筆者が社会人になったこととは異なり,最近ではすっかり電子メールがコミュニケーションの中心になった。先日,友人が海外での電子メールに関するエピソードを教えてくれた。ある国際会議の議場での出来事である。

 数百人を集めた会議場の演題から司会者が「今,電子メールをチェックしていた人」と問いかけたところ,なんと会場の半数以上の人が手を挙げたというのだ。まさに時間と場所を選ばないコミュニケーションとして確固たる地位を築いた証だろう。電子メールは,プロジェクトにおいても重宝される便利なツールである。しかし,プロジェクトマネージャ(PM)が,コミュニケーション・ツールとして,これに頼りすぎてしまったばっかりに失敗してしまったという例は少なくない。

メールで士気を落としたAさんの失敗

 Aさんは大手通信事業者の中堅SEである。今回,Aさんは,上司から自社の交通費精算システム再構築のPMとして任命された。もともとAさんはSE時代からコミュニケーションについては苦手意識を持っており,上司もそのことは承知していた。しかし,Aさんに育ってほしいという思いから,あえてPMに抜擢したのだった。

 ふたを開けてみると,Aさんが心配したほどの問題も無く,プロジェクトは順調にスタートした。あるとき,Aさんは仕事の依頼を電子メールで各リーダーに送信した。Aさんが指定する期日までに,ある資料に目を通してほしいという内容だった。

 すると,さすがに若い世代である。即座に返信メールが届いた。

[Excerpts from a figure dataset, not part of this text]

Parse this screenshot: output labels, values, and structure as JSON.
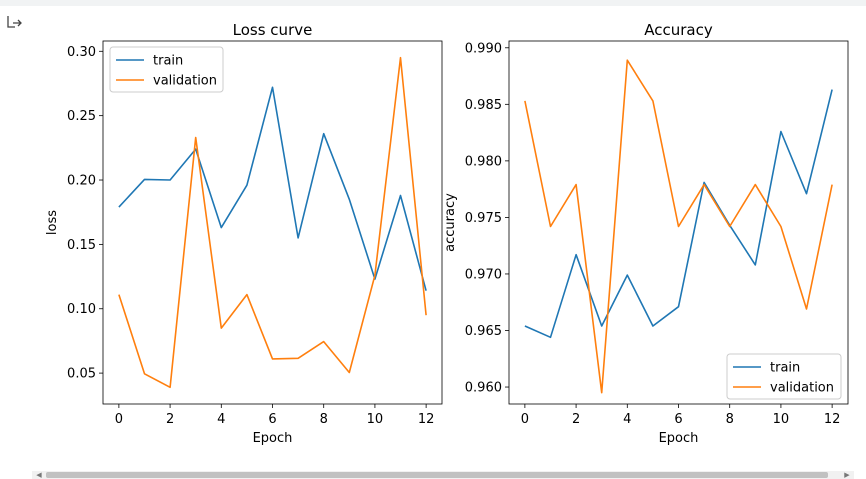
{
  "colors": {
    "train": "#1f77b4",
    "validation": "#ff7f0e"
  },
  "icons": {
    "output": "output-arrow-icon"
  },
  "chart_data": [
    {
      "type": "line",
      "title": "Loss curve",
      "xlabel": "Epoch",
      "ylabel": "loss",
      "x": [
        0,
        1,
        2,
        3,
        4,
        5,
        6,
        7,
        8,
        9,
        10,
        11,
        12
      ],
      "xlim": [
        -0.62,
        12.62
      ],
      "ylim": [
        0.026,
        0.308
      ],
      "xticks": [
        0,
        2,
        4,
        6,
        8,
        10,
        12
      ],
      "yticks": [
        "0.05",
        "0.10",
        "0.15",
        "0.20",
        "0.25",
        "0.30"
      ],
      "legend_position": "upper-left",
      "series": [
        {
          "name": "train",
          "values": [
            0.179,
            0.2005,
            0.2,
            0.224,
            0.163,
            0.196,
            0.272,
            0.155,
            0.236,
            0.185,
            0.123,
            0.188,
            0.114
          ]
        },
        {
          "name": "validation",
          "values": [
            0.111,
            0.0495,
            0.039,
            0.233,
            0.085,
            0.111,
            0.061,
            0.0615,
            0.0745,
            0.0505,
            0.126,
            0.295,
            0.095
          ]
        }
      ]
    },
    {
      "type": "line",
      "title": "Accuracy",
      "xlabel": "Epoch",
      "ylabel": "accuracy",
      "x": [
        0,
        1,
        2,
        3,
        4,
        5,
        6,
        7,
        8,
        9,
        10,
        11,
        12
      ],
      "xlim": [
        -0.62,
        12.62
      ],
      "ylim": [
        0.9585,
        0.9906
      ],
      "xticks": [
        0,
        2,
        4,
        6,
        8,
        10,
        12
      ],
      "yticks": [
        "0.960",
        "0.965",
        "0.970",
        "0.975",
        "0.980",
        "0.985",
        "0.990"
      ],
      "legend_position": "lower-right",
      "series": [
        {
          "name": "train",
          "values": [
            0.9654,
            0.9644,
            0.9717,
            0.9654,
            0.9699,
            0.9654,
            0.9671,
            0.9781,
            0.9743,
            0.9708,
            0.9826,
            0.9771,
            0.9863
          ]
        },
        {
          "name": "validation",
          "values": [
            0.9853,
            0.9742,
            0.9779,
            0.9595,
            0.9889,
            0.9853,
            0.9742,
            0.9779,
            0.9742,
            0.9779,
            0.9742,
            0.9669,
            0.9779
          ]
        }
      ]
    }
  ]
}
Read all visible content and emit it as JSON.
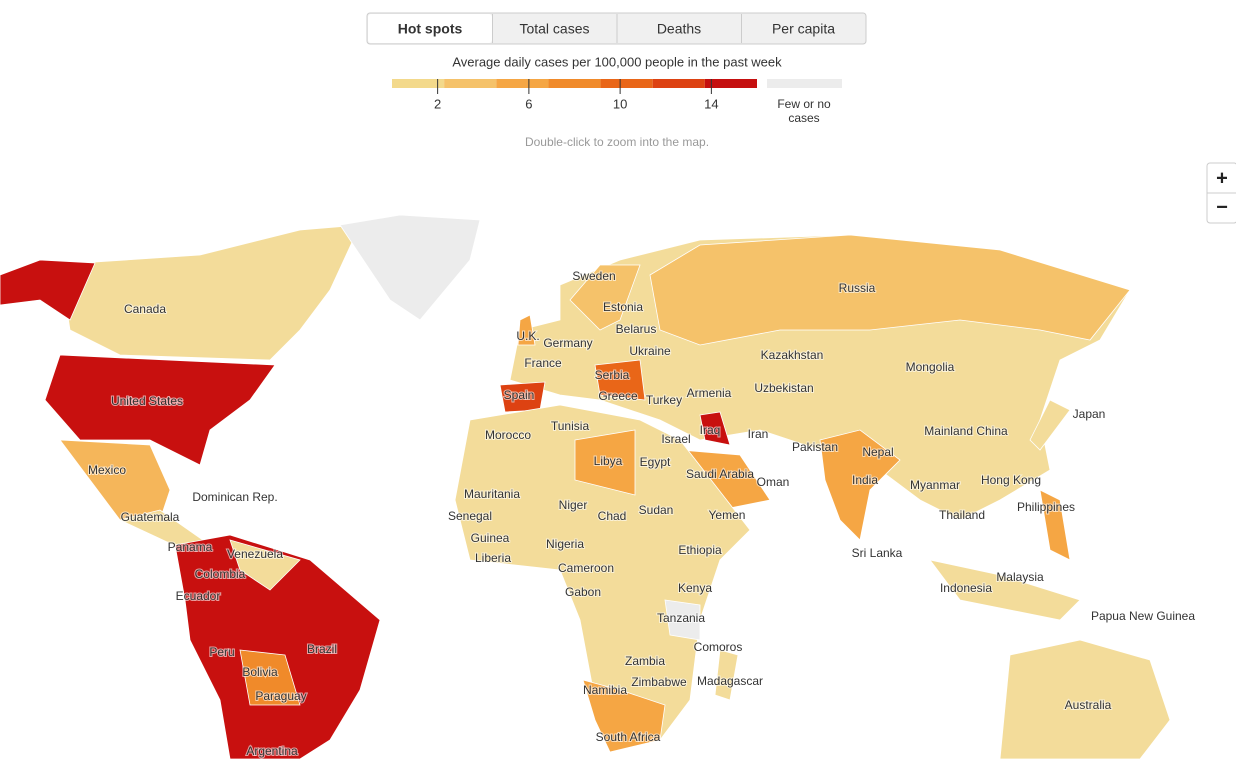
{
  "tabs": [
    "Hot spots",
    "Total cases",
    "Deaths",
    "Per capita"
  ],
  "legend": {
    "title": "Average daily cases per 100,000 people in the past week",
    "range": [
      0,
      16
    ],
    "ticks": [
      2,
      6,
      10,
      14
    ],
    "colors": [
      "#f3d98b",
      "#f5c26a",
      "#f5a644",
      "#f08a2a",
      "#e96618",
      "#dd4212",
      "#c50f0f"
    ],
    "none_color": "#ececec",
    "none_label": "Few or no cases"
  },
  "hint": "Double-click to zoom into the map.",
  "zoom": {
    "in": "+",
    "out": "−"
  },
  "labels": [
    "Canada",
    "United States",
    "Mexico",
    "Dominican Rep.",
    "Guatemala",
    "Panama",
    "Venezuela",
    "Colombia",
    "Ecuador",
    "Peru",
    "Brazil",
    "Bolivia",
    "Paraguay",
    "Argentina",
    "Sweden",
    "Estonia",
    "Belarus",
    "U.K.",
    "Germany",
    "Ukraine",
    "France",
    "Serbia",
    "Spain",
    "Greece",
    "Turkey",
    "Armenia",
    "Russia",
    "Kazakhstan",
    "Uzbekistan",
    "Mongolia",
    "Japan",
    "Mainland China",
    "Iran",
    "Iraq",
    "Israel",
    "Pakistan",
    "Nepal",
    "India",
    "Tunisia",
    "Morocco",
    "Libya",
    "Egypt",
    "Saudi Arabia",
    "Oman",
    "Yemen",
    "Myanmar",
    "Hong Kong",
    "Thailand",
    "Philippines",
    "Sri Lanka",
    "Malaysia",
    "Indonesia",
    "Papua New Guinea",
    "Australia",
    "Mauritania",
    "Senegal",
    "Niger",
    "Chad",
    "Sudan",
    "Guinea",
    "Liberia",
    "Nigeria",
    "Cameroon",
    "Ethiopia",
    "Gabon",
    "Kenya",
    "Tanzania",
    "Comoros",
    "Zambia",
    "Zimbabwe",
    "Madagascar",
    "Namibia",
    "South Africa"
  ]
}
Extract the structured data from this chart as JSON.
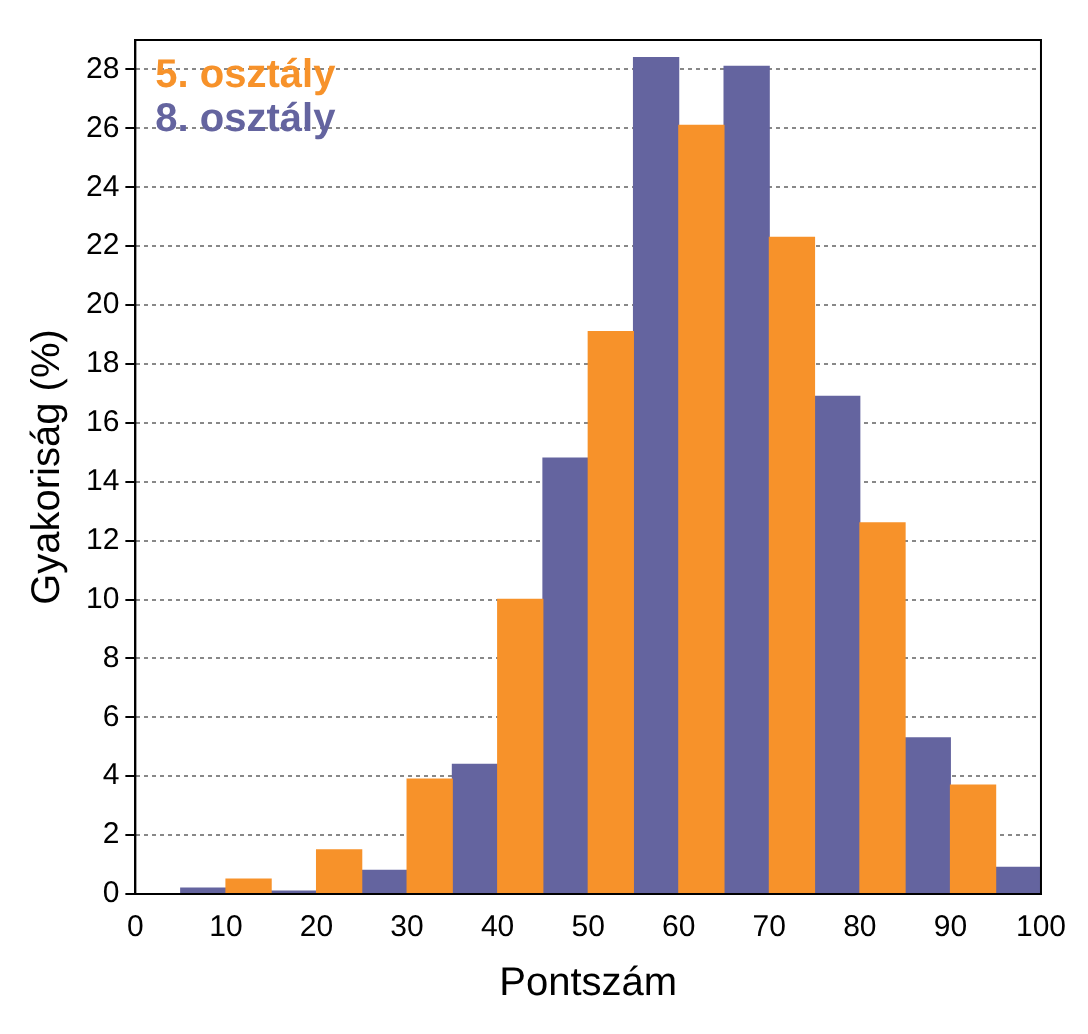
{
  "chart_data": {
    "type": "bar",
    "xlabel": "Pontszám",
    "ylabel": "Gyakoriság (%)",
    "series": [
      {
        "name": "5. osztály",
        "color": "#f7922a",
        "x": [
          12.5,
          22.5,
          32.5,
          42.5,
          52.5,
          62.5,
          72.5,
          82.5,
          92.5
        ],
        "values": [
          0.5,
          1.5,
          3.9,
          10.0,
          19.1,
          26.1,
          22.3,
          12.6,
          3.7
        ]
      },
      {
        "name": "8. osztály",
        "color": "#64649f",
        "x": [
          7.5,
          17.5,
          27.5,
          37.5,
          47.5,
          57.5,
          67.5,
          77.5,
          87.5,
          97.5
        ],
        "values": [
          0.2,
          0.1,
          0.8,
          4.4,
          14.8,
          28.4,
          28.1,
          16.9,
          5.3,
          0.9
        ]
      }
    ],
    "xlim": [
      0,
      100
    ],
    "xticks": [
      0,
      10,
      20,
      30,
      40,
      50,
      60,
      70,
      80,
      90,
      100
    ],
    "ylim": [
      0,
      29
    ],
    "yticks": [
      0,
      2,
      4,
      6,
      8,
      10,
      12,
      14,
      16,
      18,
      20,
      22,
      24,
      26,
      28
    ],
    "grid": "y",
    "legend": "top left"
  }
}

それどころか,その資料の内容についてメール上で議論が始まったのだった。これにはAさんも驚いた。自分の書いた何気ないメールでプロジェクトが活気づいたように感じたのだ。そこで,Aさんもこの議論に交わってメール交換を行い,これまで以上に若手技術者と意見を交わすようになったのである。これをきっかけにAさんはすっかり電子メールを中心にコミュニケーションを取るようになった。

 あるとき,Aさんはあるサブチームで発見した障害を伝える緊急メールを各チーム・リーダーに送信した。この障害はすべてのチームに影響がある可能性があったからだ。Aさんは皆が即座に反応すると思っていた。実際はそうではなかった。プロジェクトが後半に近づき各チーム・リーダーは,頻繁に電子メールをチェックするほどのゆとりがなかったのだ。

 Aさんがメールを送信した翌日,メールを読んでいないリーダーの一人が,同様の障害を発見したとAさんに報告のメールを出した。するとAさんはそのメールの返信で,既にそのことについては前の日に自分がメールを出しているので読んでくれと答え,今後このようなことがないようにとクレームを付けたのだった。

 このクレーム・メールはAさんの虫の居所が悪かったときに書いたこともあり,少々表現が厳しかった。そのためかこのメールはチーム・リーダー間で大きな反響を呼んでしまった。このメールを発端に同障害に対する議論となり,かつ話題は枝葉に発散してしまった。しまいには,担当者名指しでの中傷にまで発展した。Aさんがまずいと感じたときは,既に遅かった。チーム内の雰囲気はすっかり悪くなり,士気も落ちてしまったのだった。